Another free book disclaimer as I received my copy of Hearts and Minds this week after the author, Rosy Thornton, offered copies via a BookRabbit forum.
Hearts and Minds is set in the fictional St Radegund's College, Cambridge where James Rycarte has just been controversially appointed as the new "Mistress" of an all female college. Dr Martha Pearce is the St Rad's Senior Tutor who is juggling the needs of her administrative and lecturing duties with a daughter who has just given up her A-levels and a husband who is ostensibly working on writing a collection of poems written in Italian. In spite of her reservations about his appointment, Martha provides James with advice and support as he battles to prove his ability to a resistant staff and student body.
Wearing her other hat, Rosy Thornton is a lecturer and Fellow in Law at Emmanuel College, Cambridge. This could well explain why some of the scenes, and the polarising debate about the final choice of curtain fabric for the common room springs to mind here, are an all too accurate observation of the internal politics of college life both from the perspective of the staff and the students.
I've saved the best bit, although this could be fairly subjective, about the book for last. It's got a (sadly minor) character called Peta in it! This is the first time I've seen my name featured in a work of fiction since my Maths GCSE exam, and that was an awfully long time ago, so this makes it a very special book indeed.
More seriously, Hearts and Minds was not the book I expected to be reading judging by the cover. It's not what I'd term "chick lit" at all - and no offence is meant by using that term - which is the kind of book that I expected to be reading having spied the pastels and dove-with-a-heart on the cover. Rosy Thornton has created some very diverse, and delightful, characters to inhabit her Cambridge college and the concerns they face are realistic and sympathetically portrayed. I don't think I've seen such an acute observation of "behind scenes" university life since reading Robertson Davies years ago.

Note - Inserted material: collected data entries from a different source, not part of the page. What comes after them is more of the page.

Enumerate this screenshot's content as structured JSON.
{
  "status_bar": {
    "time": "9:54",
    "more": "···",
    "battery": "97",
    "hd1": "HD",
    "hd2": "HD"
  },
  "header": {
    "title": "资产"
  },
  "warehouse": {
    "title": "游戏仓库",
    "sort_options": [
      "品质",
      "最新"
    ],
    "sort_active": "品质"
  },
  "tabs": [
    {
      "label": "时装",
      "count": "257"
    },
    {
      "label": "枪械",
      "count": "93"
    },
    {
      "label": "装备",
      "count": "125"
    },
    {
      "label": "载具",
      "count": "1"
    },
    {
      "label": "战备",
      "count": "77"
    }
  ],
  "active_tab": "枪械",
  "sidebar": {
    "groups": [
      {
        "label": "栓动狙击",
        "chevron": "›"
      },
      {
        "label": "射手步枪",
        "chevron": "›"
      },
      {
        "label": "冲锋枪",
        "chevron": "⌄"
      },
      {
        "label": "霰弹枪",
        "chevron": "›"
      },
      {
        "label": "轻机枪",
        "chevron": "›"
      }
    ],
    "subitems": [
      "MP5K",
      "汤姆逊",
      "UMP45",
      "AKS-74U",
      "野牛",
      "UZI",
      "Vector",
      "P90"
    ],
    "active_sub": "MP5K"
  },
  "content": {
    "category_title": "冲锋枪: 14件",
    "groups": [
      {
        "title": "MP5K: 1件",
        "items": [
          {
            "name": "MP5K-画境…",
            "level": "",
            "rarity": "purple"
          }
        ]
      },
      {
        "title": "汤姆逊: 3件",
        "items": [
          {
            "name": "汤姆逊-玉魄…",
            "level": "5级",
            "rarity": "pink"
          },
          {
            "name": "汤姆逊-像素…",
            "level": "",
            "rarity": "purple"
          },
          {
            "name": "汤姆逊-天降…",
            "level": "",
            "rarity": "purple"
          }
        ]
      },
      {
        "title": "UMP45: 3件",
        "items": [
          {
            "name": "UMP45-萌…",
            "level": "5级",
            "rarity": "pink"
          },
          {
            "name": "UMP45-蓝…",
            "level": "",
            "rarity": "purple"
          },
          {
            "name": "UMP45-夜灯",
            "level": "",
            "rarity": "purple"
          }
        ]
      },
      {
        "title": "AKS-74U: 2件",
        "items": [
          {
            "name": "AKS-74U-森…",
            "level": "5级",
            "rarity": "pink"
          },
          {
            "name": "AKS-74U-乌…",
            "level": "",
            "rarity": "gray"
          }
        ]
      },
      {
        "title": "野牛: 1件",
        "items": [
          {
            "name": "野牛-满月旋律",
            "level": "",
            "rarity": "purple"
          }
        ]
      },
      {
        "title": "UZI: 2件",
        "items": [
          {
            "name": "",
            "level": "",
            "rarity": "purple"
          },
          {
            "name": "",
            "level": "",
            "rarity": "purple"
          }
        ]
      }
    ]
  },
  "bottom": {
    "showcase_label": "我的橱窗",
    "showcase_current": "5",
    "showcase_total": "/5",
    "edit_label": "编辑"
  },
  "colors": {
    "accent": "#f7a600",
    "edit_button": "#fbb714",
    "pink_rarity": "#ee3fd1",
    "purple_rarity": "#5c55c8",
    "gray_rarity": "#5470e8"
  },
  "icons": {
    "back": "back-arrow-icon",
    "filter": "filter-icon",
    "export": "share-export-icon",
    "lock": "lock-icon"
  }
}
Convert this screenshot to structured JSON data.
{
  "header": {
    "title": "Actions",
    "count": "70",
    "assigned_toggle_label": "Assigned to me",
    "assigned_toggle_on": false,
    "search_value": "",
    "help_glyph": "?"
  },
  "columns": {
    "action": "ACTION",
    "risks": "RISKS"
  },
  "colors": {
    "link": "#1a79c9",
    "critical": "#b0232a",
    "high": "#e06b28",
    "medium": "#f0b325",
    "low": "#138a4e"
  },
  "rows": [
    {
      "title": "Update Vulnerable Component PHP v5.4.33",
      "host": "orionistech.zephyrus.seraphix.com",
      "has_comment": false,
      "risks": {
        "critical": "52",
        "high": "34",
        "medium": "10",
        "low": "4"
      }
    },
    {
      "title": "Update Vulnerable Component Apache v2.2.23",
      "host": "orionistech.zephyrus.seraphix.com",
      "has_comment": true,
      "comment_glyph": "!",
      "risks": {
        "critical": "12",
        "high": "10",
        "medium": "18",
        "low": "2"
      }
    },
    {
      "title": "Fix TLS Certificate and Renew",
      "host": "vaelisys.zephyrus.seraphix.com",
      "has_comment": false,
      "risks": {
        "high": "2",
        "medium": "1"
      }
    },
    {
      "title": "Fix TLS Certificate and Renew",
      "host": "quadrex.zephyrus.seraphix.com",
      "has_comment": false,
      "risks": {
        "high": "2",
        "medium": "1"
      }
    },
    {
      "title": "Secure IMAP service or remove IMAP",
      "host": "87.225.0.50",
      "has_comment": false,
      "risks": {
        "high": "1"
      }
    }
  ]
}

I enjoyed this clever and amusing book very much and I'd love to see her to return to St Radegund's in the future.
Want More?
First up, visit Rosy's website then over on Normblog Rosy writes about Gaskell's North and South and on Vulpes Libris is her entertaining soapbox rant entitled Books Should be Books about bookshop classifications and their review of Hearts and Minds.
2 comments:
I loved this book which I read a couple of months ago. Having recently retired from one such institution and holding an Honorary Fellowship at another, it all rang only too familiar to me!
I've not read any review (including my own!) which didn't dislike the cover - very poor marketing choice by the publishers, concealing a much more worthy book.